BLetchley Park: hogar famoso de la máquina Enigma, la computadora Colossus y, según la premisa del TR-49, alguna tecnología francamente extraña. Dos ingenieros han creado una máquina que se alimenta de los libros más esotéricos: tratados sobre computación cuántica, meditaciones sobre la materia oscura, novelas pulp de ciencia ficción y mucho más. A mediados de la década de 2010, cuando se resolvió el juego, Gran Bretaña se vio sumergida nuevamente en la guerra, esta vez contra sí misma. La herramienta arcana podría ser la clave de la victoria.
Juegas como Abbi, una incipiente descifradora de códigos, una franca norteña que examina la máquina ahora trasladada a una cripta debajo de la catedral de Manchester. Ella no tiene idea de cómo funciona y tú tampoco. Entonces empiezas a jugar. Ingresa un código de cuatro dígitos: dos letras seguidas de dos números. ¿A qué corresponden? Iniciales de las personas y el año en que se publicó un libro en particular. Introduzca un código correctamente y será redirigido a la página correspondiente, como si estuviera utilizando un lector de microfichas especialmente rápido. Estas páginas (por ejemplo, las del famoso físico ficticio Joshua Silverton) están repletas de pistas y, si tienes suerte, de otros códigos e incluso títulos de determinadas obras. Tu principal objetivo es hacer coincidir los códigos con el título del libro correspondiente en un intento de encontrar el texto más crucial de todos, Endpeace, la clave para comprender los fantasmas eruditos de esta máquina.
Escondido dentro de esta red rizomática de información hay un misterio tan intrigante y elegante que puede revelarse naturalmente a partir de las investigaciones de cualquier jugador, sin importar qué títulos o autores veas primero, o a dónde te lleven tus curiosidades particulares a continuación. Las conexiones pueden caer en cascada, cayendo como una cascada, antes de desviarse en direcciones inesperadas, desafiando la lógica tradicionalmente lineal de la ficción detectivesca. TR-49 te ofrece un bloc de notas en el juego para realizar un seguimiento de todo; También recomiendo tener un lápiz y papel reales a tu lado.
Se podría pensar en TR-49 como un comentario sobre el surgimiento de grandes modelos de lenguaje de IA (LLM) que “extraen” datos mientras la máquina de ese juego se alimenta de la escritura. De hecho, sus preocupaciones son más amplias y ambiciosas, recordando los embriagadores libros recientes del autor chileno Benjamín Labatut (Cuando dejamos de entender el mundo y El maníaco). Al igual que Labatut, TR-49 rebosa miedo, escepticismo y horror ante las posibilidades de destrucción de la realidad de los avances científicos y tecnológicos realizados en el siglo XX, al tiempo que lleva estos conceptos a un espacio lúdico y fantástico.

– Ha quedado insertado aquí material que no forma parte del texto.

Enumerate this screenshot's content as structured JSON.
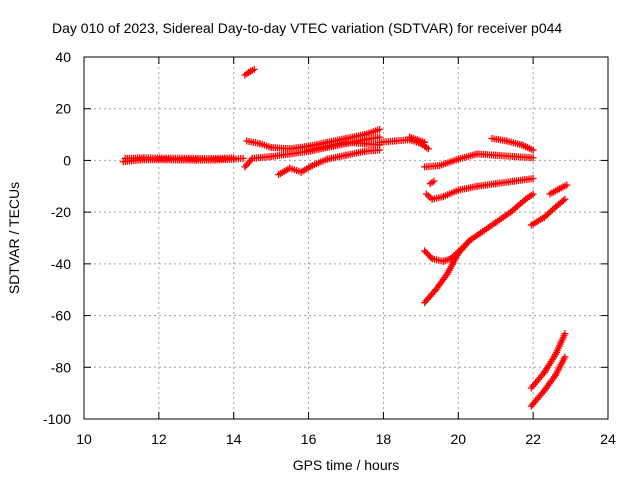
{
  "chart_data": {
    "type": "scatter",
    "title": "Day 010 of 2023, Sidereal Day-to-day VTEC variation (SDTVAR) for receiver p044",
    "xlabel": "GPS time / hours",
    "ylabel": "SDTVAR / TECUs",
    "xlim": [
      10,
      24
    ],
    "ylim": [
      -100,
      40
    ],
    "xticks": [
      10,
      12,
      14,
      16,
      18,
      20,
      22,
      24
    ],
    "yticks": [
      -100,
      -80,
      -60,
      -40,
      -20,
      0,
      20,
      40
    ],
    "grid": true,
    "marker": "plus",
    "color": "#ff0000",
    "segments": [
      [
        [
          11.05,
          -0.5
        ],
        [
          11.5,
          0.2
        ],
        [
          12.0,
          0.3
        ],
        [
          12.5,
          0.2
        ],
        [
          13.0,
          0.1
        ],
        [
          13.5,
          0.2
        ],
        [
          14.0,
          0.5
        ],
        [
          14.25,
          0.8
        ]
      ],
      [
        [
          11.1,
          0.8
        ],
        [
          11.6,
          1.0
        ],
        [
          12.2,
          0.9
        ],
        [
          12.8,
          0.8
        ],
        [
          13.4,
          0.7
        ],
        [
          14.0,
          1.0
        ]
      ],
      [
        [
          14.3,
          33
        ],
        [
          14.45,
          34.5
        ],
        [
          14.55,
          35.2
        ]
      ],
      [
        [
          14.3,
          -2.5
        ],
        [
          14.5,
          0.8
        ],
        [
          15.0,
          1.5
        ],
        [
          15.5,
          2.5
        ],
        [
          16.0,
          3.5
        ],
        [
          16.5,
          5.0
        ],
        [
          17.0,
          6.5
        ],
        [
          17.5,
          8.0
        ],
        [
          17.9,
          9.0
        ]
      ],
      [
        [
          14.35,
          7.5
        ],
        [
          14.7,
          6.5
        ],
        [
          15.0,
          5.0
        ],
        [
          15.5,
          4.5
        ],
        [
          16.0,
          5.5
        ],
        [
          16.5,
          7.0
        ],
        [
          17.0,
          8.5
        ],
        [
          17.5,
          10.0
        ],
        [
          17.9,
          12.0
        ]
      ],
      [
        [
          15.2,
          -5.5
        ],
        [
          15.5,
          -3.0
        ],
        [
          15.8,
          -4.5
        ],
        [
          16.1,
          -2.0
        ],
        [
          16.5,
          0.5
        ],
        [
          17.0,
          2.0
        ],
        [
          17.5,
          3.5
        ],
        [
          17.9,
          4.0
        ]
      ],
      [
        [
          16.0,
          4.0
        ],
        [
          16.5,
          5.5
        ],
        [
          17.0,
          7.0
        ],
        [
          17.5,
          6.5
        ],
        [
          17.9,
          6.0
        ]
      ],
      [
        [
          17.9,
          7.0
        ],
        [
          18.3,
          7.5
        ],
        [
          18.7,
          8.0
        ],
        [
          19.0,
          6.5
        ],
        [
          19.2,
          4.5
        ]
      ],
      [
        [
          18.7,
          9.0
        ],
        [
          18.9,
          8.0
        ],
        [
          19.1,
          7.0
        ]
      ],
      [
        [
          19.1,
          -2.5
        ],
        [
          19.5,
          -2.0
        ],
        [
          20.0,
          0.5
        ],
        [
          20.5,
          2.5
        ],
        [
          21.0,
          2.0
        ],
        [
          21.5,
          1.5
        ],
        [
          22.0,
          1.0
        ]
      ],
      [
        [
          19.15,
          -13
        ],
        [
          19.3,
          -15
        ],
        [
          19.6,
          -14
        ],
        [
          20.0,
          -11.5
        ],
        [
          20.5,
          -10
        ],
        [
          21.0,
          -9
        ],
        [
          21.5,
          -8
        ],
        [
          22.0,
          -7
        ]
      ],
      [
        [
          19.25,
          -9
        ],
        [
          19.35,
          -8
        ]
      ],
      [
        [
          20.9,
          8.5
        ],
        [
          21.3,
          7.5
        ],
        [
          21.7,
          6.0
        ],
        [
          22.0,
          4.0
        ]
      ],
      [
        [
          19.1,
          -35
        ],
        [
          19.3,
          -38
        ],
        [
          19.6,
          -39
        ],
        [
          19.8,
          -38
        ],
        [
          20.1,
          -34
        ],
        [
          20.3,
          -31
        ]
      ],
      [
        [
          19.1,
          -55
        ],
        [
          19.4,
          -50
        ],
        [
          19.7,
          -44
        ],
        [
          20.0,
          -36
        ],
        [
          20.3,
          -31
        ],
        [
          20.6,
          -28
        ],
        [
          21.0,
          -24
        ],
        [
          21.4,
          -20
        ],
        [
          21.8,
          -15
        ],
        [
          22.0,
          -13
        ]
      ],
      [
        [
          21.95,
          -25
        ],
        [
          22.3,
          -22
        ],
        [
          22.6,
          -18
        ],
        [
          22.85,
          -15
        ]
      ],
      [
        [
          22.45,
          -13
        ],
        [
          22.7,
          -11
        ],
        [
          22.9,
          -9.5
        ]
      ],
      [
        [
          21.95,
          -88
        ],
        [
          22.3,
          -82
        ],
        [
          22.6,
          -75
        ],
        [
          22.85,
          -67
        ]
      ],
      [
        [
          21.95,
          -95
        ],
        [
          22.3,
          -89
        ],
        [
          22.6,
          -83
        ],
        [
          22.85,
          -76
        ]
      ]
    ]
  }
}
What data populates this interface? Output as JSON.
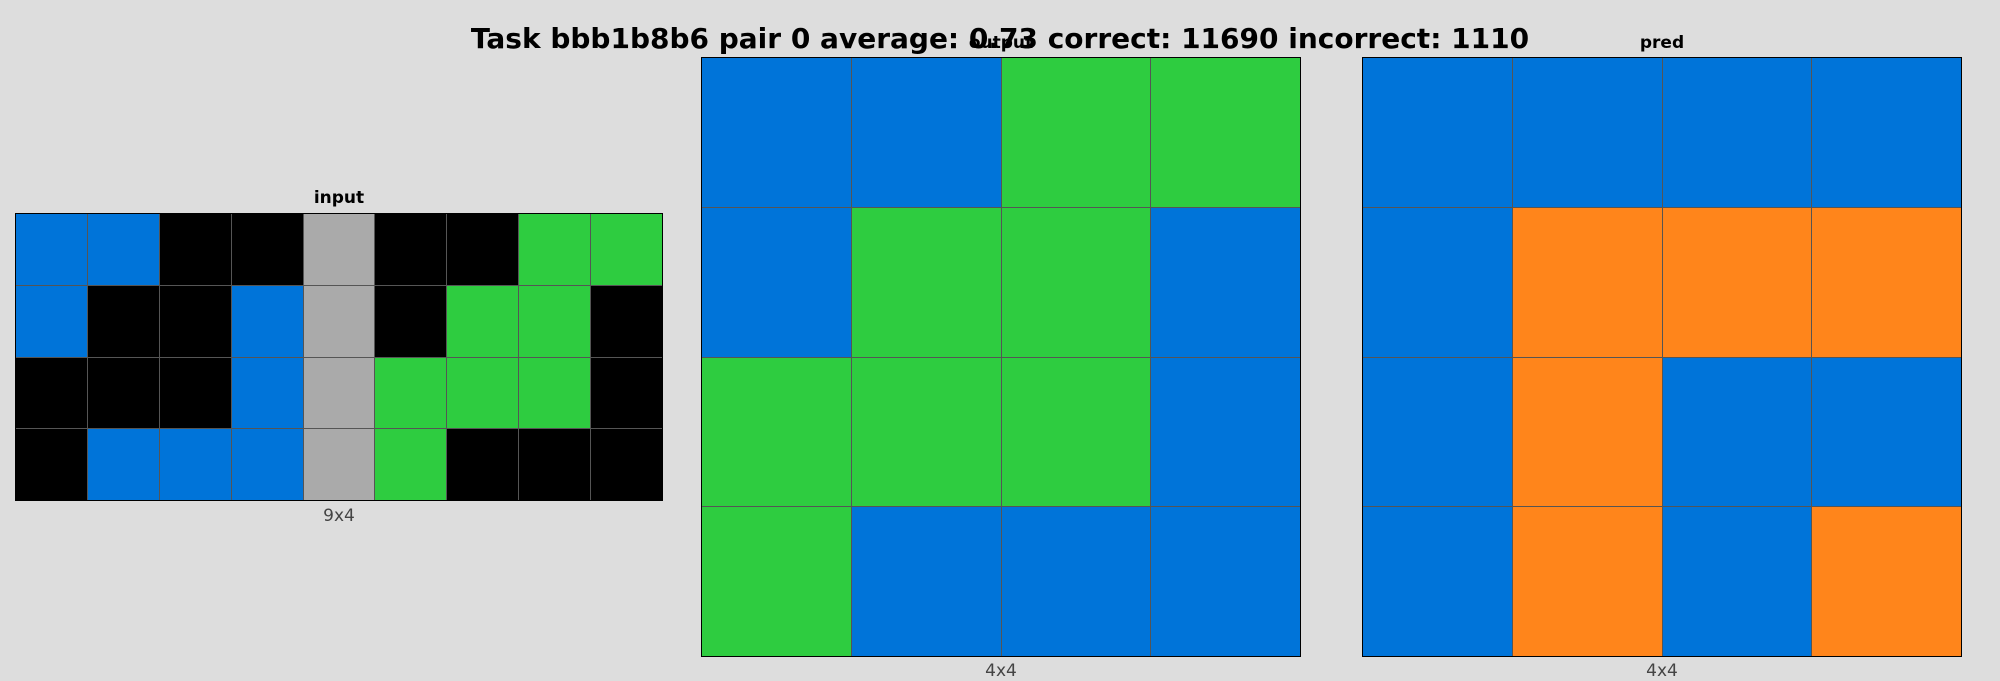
{
  "title": "Task bbb1b8b6 pair 0 average: 0.73 correct: 11690 incorrect: 1110",
  "palette": {
    "0": "#000000",
    "1": "#0074D9",
    "3": "#2ECC40",
    "5": "#AAAAAA",
    "7": "#FF851B"
  },
  "panels": {
    "input": {
      "title": "input",
      "dims": "9x4",
      "grid": [
        [
          1,
          1,
          0,
          0,
          5,
          0,
          0,
          3,
          3
        ],
        [
          1,
          0,
          0,
          1,
          5,
          0,
          3,
          3,
          0
        ],
        [
          0,
          0,
          0,
          1,
          5,
          3,
          3,
          3,
          0
        ],
        [
          0,
          1,
          1,
          1,
          5,
          3,
          0,
          0,
          0
        ]
      ]
    },
    "output": {
      "title": "output",
      "dims": "4x4",
      "grid": [
        [
          1,
          1,
          3,
          3
        ],
        [
          1,
          3,
          3,
          1
        ],
        [
          3,
          3,
          3,
          1
        ],
        [
          3,
          1,
          1,
          1
        ]
      ]
    },
    "pred": {
      "title": "pred",
      "dims": "4x4",
      "grid": [
        [
          1,
          1,
          1,
          1
        ],
        [
          1,
          7,
          7,
          7
        ],
        [
          1,
          7,
          1,
          1
        ],
        [
          1,
          7,
          1,
          7
        ]
      ]
    }
  }
}
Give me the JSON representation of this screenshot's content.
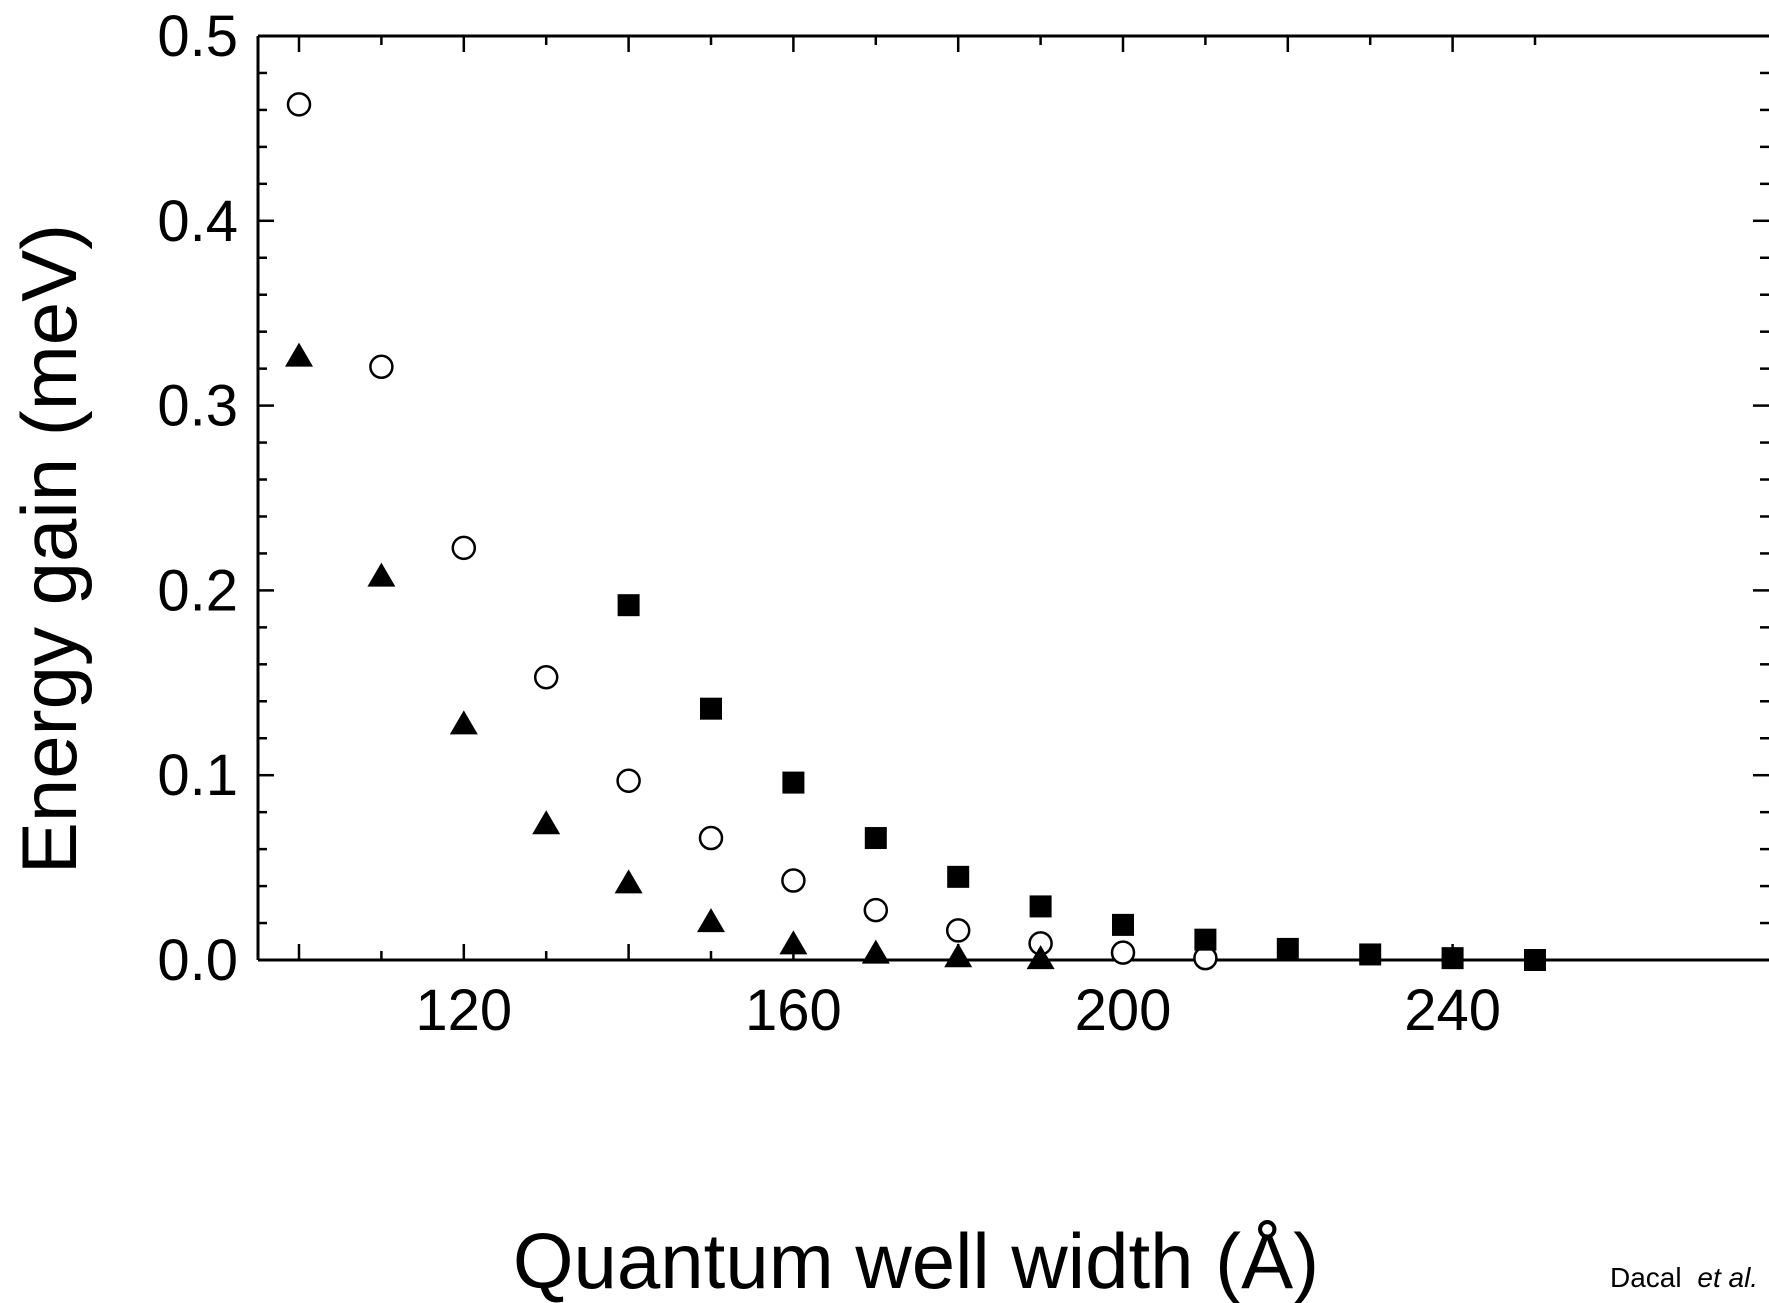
{
  "chart_data": {
    "type": "scatter",
    "title": "",
    "xlabel": "Quantum well width (Å)",
    "ylabel": "Energy gain (meV)",
    "xlim": [
      95,
      250
    ],
    "ylim": [
      0,
      0.5
    ],
    "x_ticks": [
      120,
      160,
      200,
      240
    ],
    "x_tick_labels": [
      "120",
      "160",
      "200",
      "240"
    ],
    "y_ticks": [
      0.0,
      0.1,
      0.2,
      0.3,
      0.4,
      0.5
    ],
    "y_tick_labels": [
      "0.0",
      "0.1",
      "0.2",
      "0.3",
      "0.4",
      "0.5"
    ],
    "grid": false,
    "legend": "none",
    "credit": {
      "author": "Dacal",
      "suffix": "et al."
    },
    "series": [
      {
        "marker": "open-circle",
        "color": "#000000",
        "x": [
          100,
          110,
          120,
          130,
          140,
          150,
          160,
          170,
          180,
          190,
          200,
          210
        ],
        "y": [
          0.463,
          0.321,
          0.223,
          0.153,
          0.097,
          0.066,
          0.043,
          0.027,
          0.016,
          0.009,
          0.004,
          0.001
        ]
      },
      {
        "marker": "filled-triangle",
        "color": "#000000",
        "x": [
          100,
          110,
          120,
          130,
          140,
          150,
          160,
          170,
          180,
          190
        ],
        "y": [
          0.326,
          0.207,
          0.127,
          0.073,
          0.041,
          0.02,
          0.008,
          0.003,
          0.001,
          0.0
        ]
      },
      {
        "marker": "filled-square",
        "color": "#000000",
        "x": [
          140,
          150,
          160,
          170,
          180,
          190,
          200,
          210,
          220,
          230,
          240,
          250
        ],
        "y": [
          0.192,
          0.136,
          0.096,
          0.066,
          0.045,
          0.029,
          0.019,
          0.011,
          0.006,
          0.003,
          0.001,
          0.0
        ]
      }
    ]
  }
}
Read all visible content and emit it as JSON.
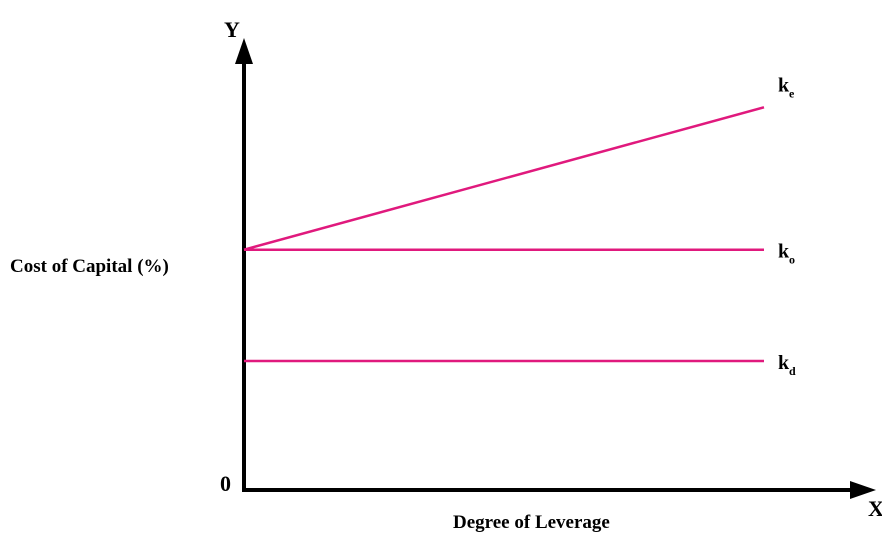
{
  "chart_data": {
    "type": "line",
    "title": "",
    "xlabel": "Degree of Leverage",
    "ylabel": "Cost of Capital (%)",
    "x_axis_letter": "X",
    "y_axis_letter": "Y",
    "origin_label": "0",
    "xlim": [
      0,
      10
    ],
    "ylim": [
      0,
      10
    ],
    "grid": false,
    "line_color": "#e0197d",
    "series": [
      {
        "name": "k",
        "subscript": "e",
        "x": [
          0,
          10
        ],
        "y": [
          5.4,
          8.6
        ]
      },
      {
        "name": "k",
        "subscript": "o",
        "x": [
          0,
          10
        ],
        "y": [
          5.4,
          5.4
        ]
      },
      {
        "name": "k",
        "subscript": "d",
        "x": [
          0,
          10
        ],
        "y": [
          2.9,
          2.9
        ]
      }
    ]
  }
}
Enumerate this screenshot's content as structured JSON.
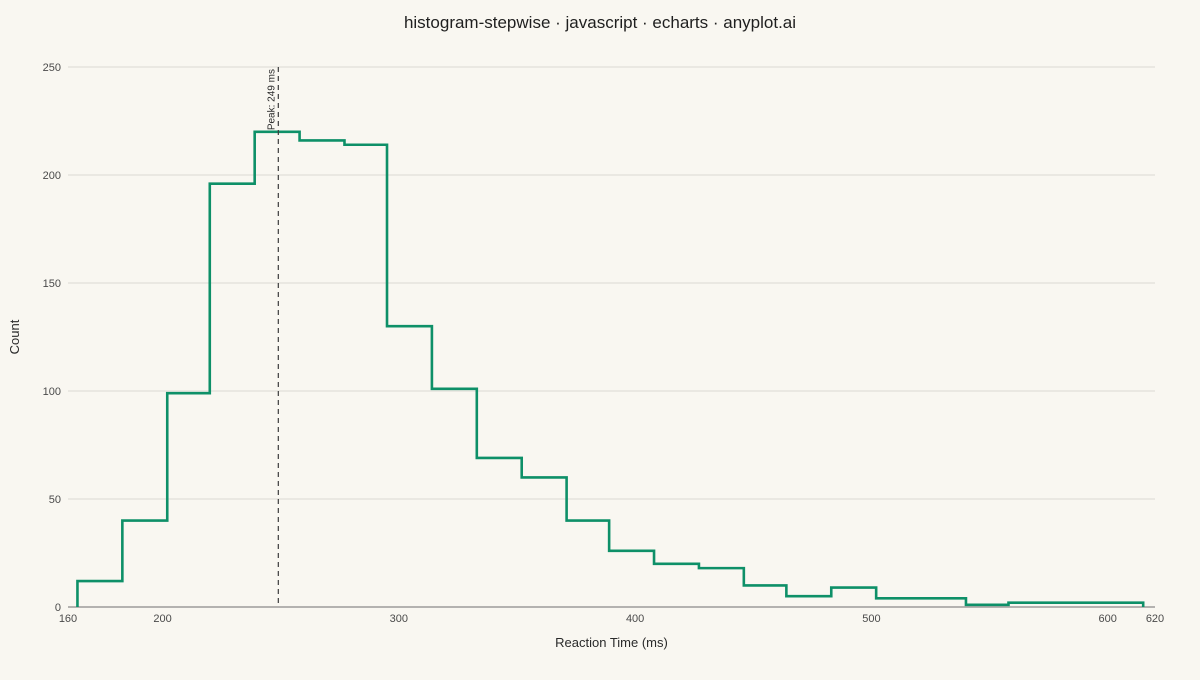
{
  "chart_data": {
    "type": "step",
    "title": "histogram-stepwise · javascript · echarts · anyplot.ai",
    "xlabel": "Reaction Time (ms)",
    "ylabel": "Count",
    "xlim": [
      160,
      620
    ],
    "ylim": [
      0,
      250
    ],
    "x_ticks": [
      160,
      200,
      300,
      400,
      500,
      600,
      620
    ],
    "y_ticks": [
      0,
      50,
      100,
      150,
      200,
      250
    ],
    "grid": true,
    "line_color": "#0E9068",
    "bin_edges": [
      164,
      183,
      202,
      220,
      239,
      258,
      277,
      295,
      314,
      333,
      352,
      371,
      389,
      408,
      427,
      446,
      464,
      483,
      502,
      521,
      540,
      558,
      577,
      596,
      615
    ],
    "counts": [
      12,
      40,
      99,
      196,
      220,
      216,
      214,
      130,
      101,
      69,
      60,
      40,
      26,
      20,
      18,
      10,
      5,
      9,
      4,
      4,
      1,
      2,
      2,
      2
    ],
    "peak_line": {
      "x": 249,
      "label": "Peak: 249 ms"
    }
  }
}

Menos convincentes son las conversaciones que tienen lugar entre Abbi y sus compañeros al otro lado de una transmisión de radio. Mientras que el misterio contado a través de la propia máquina se detalla abundantemente, ¿qué está pasando? afuera parece demasiado superficial: las razones por las que Abbi está ahí; la naturaleza del conflicto que se desarrolla arriba, que se describe en términos frustrantemente vagos.
Sin embargo, el corazón interactivo del TR-49 radica en encontrar secretos en este dispositivo de descifrado. Y en este sentido, el juego es un éxito rotundo; El misterio de la base de datos de TR-49 rivaliza con Her Story and Immortality de Sam Barlow, aunque es decididamente de naturaleza literaria en comparación con esas obras más cinematográficas.
Más cerca del comienzo de TR-49, es posible que te sientas abrumado por esta masa de escritura impenetrable. Rápidamente nadarás elegantemente en medio de él, conociendo sus múltiples, mucho particularidades. Durante algunas noches disfruté desapareciendo en esos archivos, vagando de periódico en periódico, de titular en titular, siguiendo hilos de discusión y perdiendo la noción del tiempo. Cada trozo de papel, cada publicación periódica dañada por el agua y cada rara primera edición amenazaban con resolver este misterio, pero ninguno podía hacerlo de forma aislada. Así como el creador ficticio del archivo cayó bajo el hechizo de estos documentos y materiales, yo también me sentí seducido.